Maggie Gallagher asks why the Catholic Church can't make more believers in Catholic teaching

I do post a lot of things about Catholic life, in part because that was my former faith, and in part because I have so many Catholic friends on social media who send me things. Leslie Fain passes along this Maggie Gallagher piece about how awful the Catholic Church in the US is about creating a marriage culture within its ranks. Maggie, incidentally, is Catholic. Excerpts:

As far as attitudes and values, the situation is bleak. Take cohabitation: When asked whether it is a good idea for couples considering marriage to cohabit first, just 48 percent of churchgoing Catholics firmly disagree, compared with 79 percent of Evangelicals. When asked whether it is “okay” for two people to get together for casual sex, 86 percent of churchgoing Evangelicals disagree, compared with just 65 percent of traditional Catholics.
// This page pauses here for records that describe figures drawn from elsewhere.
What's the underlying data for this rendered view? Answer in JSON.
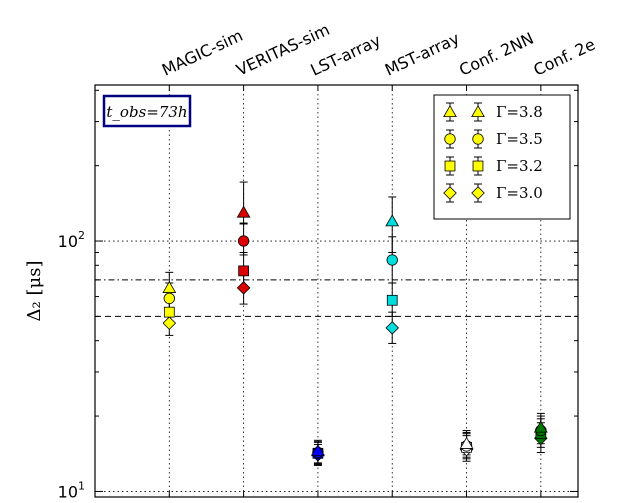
{
  "chart_data": {
    "type": "scatter",
    "title": "",
    "xlabel": "",
    "ylabel": "Δ₂ [μs]",
    "yscale": "log",
    "ylim": [
      9.5,
      420
    ],
    "y_ticks": [
      {
        "value": 10,
        "base": "10",
        "exp": "1"
      },
      {
        "value": 100,
        "base": "10",
        "exp": "2"
      }
    ],
    "categories": [
      "MAGIC-sim",
      "VERITAS-sim",
      "LST-array",
      "MST-array",
      "Conf. 2NN",
      "Conf. 2e"
    ],
    "grid": "dotted-vertical-and-horizontal",
    "legend_position": "top-right",
    "annotation": {
      "text": "t_obs=73h",
      "position": "top-left"
    },
    "reference_lines": [
      {
        "value": 70,
        "style": "dash-dot"
      },
      {
        "value": 50,
        "style": "dashed"
      }
    ],
    "series": [
      {
        "name": "Γ=3.8",
        "marker": "triangle",
        "values": [
          65,
          130,
          14.5,
          120,
          15.5,
          18
        ],
        "err_low": [
          7,
          13,
          1.5,
          30,
          1.5,
          2
        ],
        "err_high": [
          10,
          42,
          1.5,
          30,
          2,
          2.5
        ]
      },
      {
        "name": "Γ=3.5",
        "marker": "circle",
        "values": [
          59,
          100,
          14.3,
          84,
          15.2,
          17.5
        ],
        "err_low": [
          6,
          12,
          1.4,
          16,
          1.5,
          2
        ],
        "err_high": [
          9,
          18,
          1.5,
          20,
          2,
          2.5
        ]
      },
      {
        "name": "Γ=3.2",
        "marker": "square",
        "values": [
          52,
          76,
          14.2,
          58,
          15,
          17
        ],
        "err_low": [
          5,
          10,
          1.4,
          8,
          1.5,
          2
        ],
        "err_high": [
          7,
          14,
          1.5,
          10,
          2,
          2.5
        ]
      },
      {
        "name": "Γ=3.0",
        "marker": "diamond",
        "values": [
          47,
          65,
          14.0,
          45,
          14.7,
          16.3
        ],
        "err_low": [
          5,
          9,
          1.3,
          6,
          1.5,
          2
        ],
        "err_high": [
          6,
          10,
          1.4,
          7,
          2,
          2.5
        ]
      }
    ],
    "category_colors": [
      "#ffff00",
      "#dd0000",
      "#0000ff",
      "#00dddd",
      "#ffffff",
      "#007700"
    ],
    "legend_color": "#ffff00"
  }
}
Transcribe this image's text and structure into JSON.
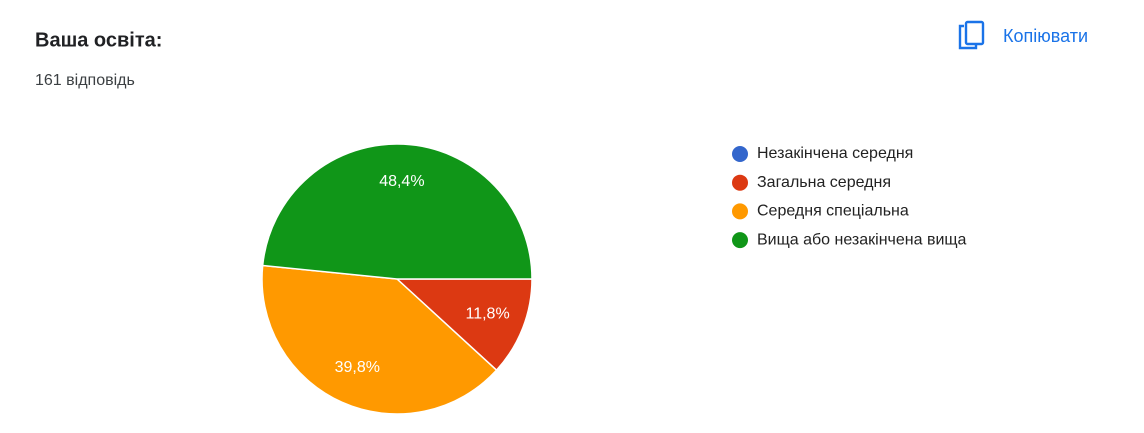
{
  "header": {
    "copy_button": "Копіювати"
  },
  "chart_data": {
    "type": "pie",
    "title": "Ваша освіта:",
    "subtitle": "161 відповідь",
    "categories": [
      "Незакінчена середня",
      "Загальна середня",
      "Середня спеціальна",
      "Вища або незакінчена вища"
    ],
    "values": [
      0,
      11.8,
      39.8,
      48.4
    ],
    "value_labels": [
      null,
      "11,8%",
      "39,8%",
      "48,4%"
    ],
    "colors": [
      "#3366cc",
      "#dc3912",
      "#ff9900",
      "#109618"
    ],
    "legend": "right"
  }
}
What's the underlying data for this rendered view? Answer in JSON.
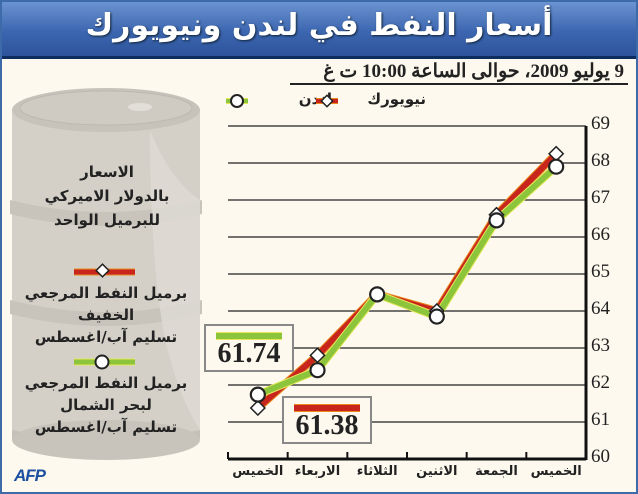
{
  "header": {
    "title": "أسعار النفط في لندن ونيويورك",
    "subtitle": "9 يوليو 2009، حوالى الساعة 10:00 ت غ"
  },
  "legend": {
    "newyork": "نيويورك",
    "london": "لندن"
  },
  "barrel": {
    "units_line1": "الاسعار",
    "units_line2": "بالدولار الاميركي",
    "units_line3": "للبرميل الواحد",
    "wti_line1": "برميل النفط المرجعي الخفيف",
    "wti_line2": "تسليم آب/اغسطس",
    "brent_line1": "برميل النفط المرجعي",
    "brent_line2": "لبحر الشمال",
    "brent_line3": "تسليم آب/اغسطس"
  },
  "callouts": {
    "london_first": "61.74",
    "newyork_first": "61.38"
  },
  "source": "AFP",
  "colors": {
    "newyork": "#c8261c",
    "london": "#8cc43c",
    "title_bg": "#3c66b0",
    "background": "#fdf9ee"
  },
  "chart_data": {
    "type": "line",
    "title": "أسعار النفط في لندن ونيويورك",
    "subtitle": "9 يوليو 2009، حوالى الساعة 10:00 ت غ",
    "ylabel": "الاسعار بالدولار الاميركي للبرميل الواحد",
    "xlabel": "",
    "categories": [
      "الخميس",
      "الاربعاء",
      "الثلاثاء",
      "الاثنين",
      "الجمعة",
      "الخميس"
    ],
    "x_order_note": "categories listed left-to-right as drawn",
    "series": [
      {
        "name": "نيويورك",
        "marker": "diamond",
        "color": "#c8261c",
        "values": [
          61.38,
          62.8,
          64.45,
          64.0,
          66.6,
          68.25
        ]
      },
      {
        "name": "لندن",
        "marker": "circle",
        "color": "#8cc43c",
        "values": [
          61.74,
          62.4,
          64.45,
          63.85,
          66.45,
          67.9
        ]
      }
    ],
    "ylim": [
      60,
      69
    ],
    "yticks": [
      60,
      61,
      62,
      63,
      64,
      65,
      66,
      67,
      68,
      69
    ],
    "y_axis_position": "right",
    "grid": true,
    "legend_position": "top",
    "annotations": [
      {
        "text": "61.74",
        "series": "لندن",
        "point": 0
      },
      {
        "text": "61.38",
        "series": "نيويورك",
        "point": 0
      }
    ]
  }
}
The Catholic Church is unique in teaching that a sacramental Christian marriage is literally impossible to dissolve. Yet when asked whether married couples with children should stay married, just 45 percent of traditional Catholics who attend Mass regularly definitely agree, compared with 58 percent of churchgoing Evangelicals.
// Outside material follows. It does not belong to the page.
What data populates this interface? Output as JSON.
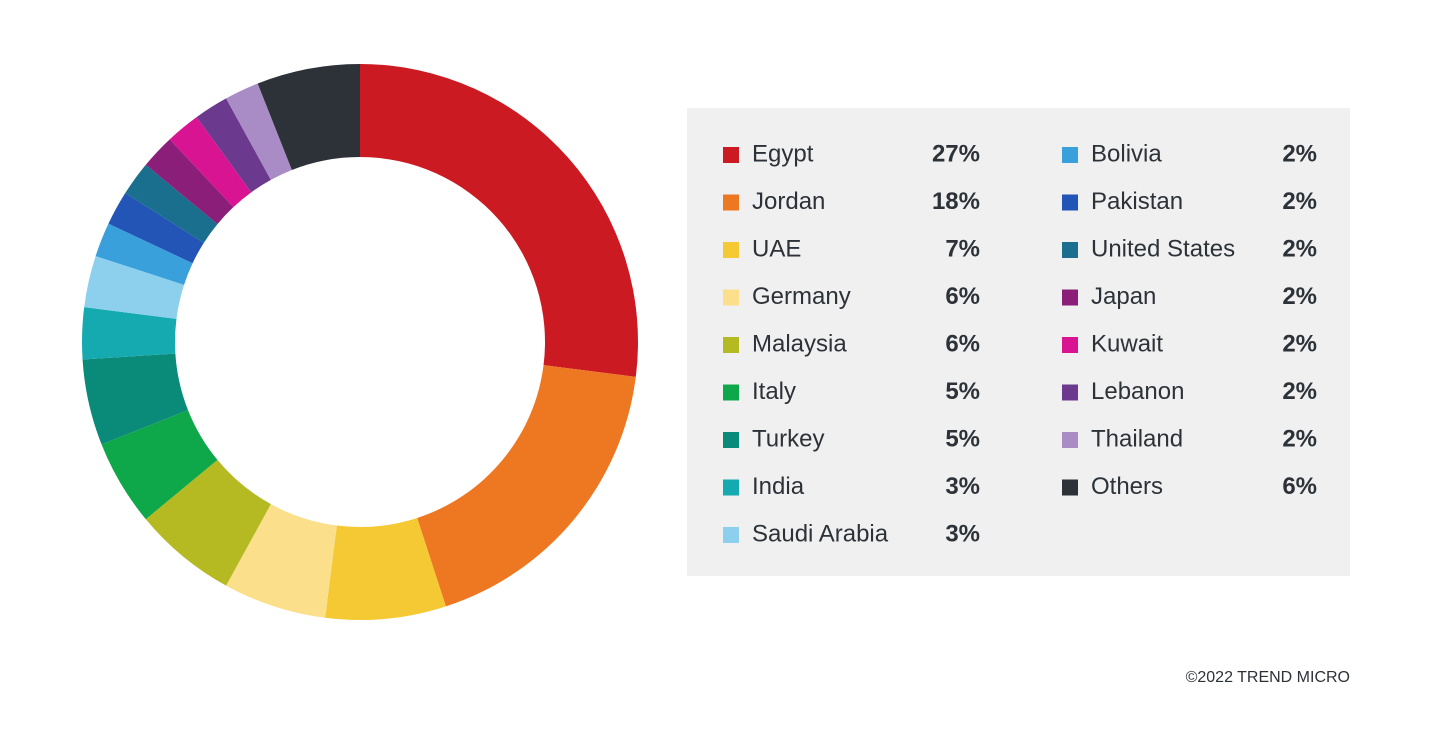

Why this weakness? I invite my readers, especially Catholic converts who can compare and contrast, to help me speculate on why.

More:

Pope Francis has clearly been urging his fellow bishops to refocus on reaching out to the suffering, and on avoiding a narrow and rigid legalism. The experience of both Mormons and Evangelicals suggests that there is a great deal of practical wisdom in this approach. But the Catholic Church is not very good at reaching out warmly and helping people feel they belong, and it is doing a much worse job at “preaching to the converted.” When large chunks of Mass-going traditional Catholics don’t believe in basic doctrines of the Church, something is going very wrong at the most basic level. My guess from 30 years of Mass-going is that they seldom or never hear what the Church teaches.

I don’t know for sure, and neither do you. I will come back to this question in later posts.

Thoughts, Catholic and ex-Catholic readers? Me, I think Anonymous’s essay on First Things is the story for a lot of parishes.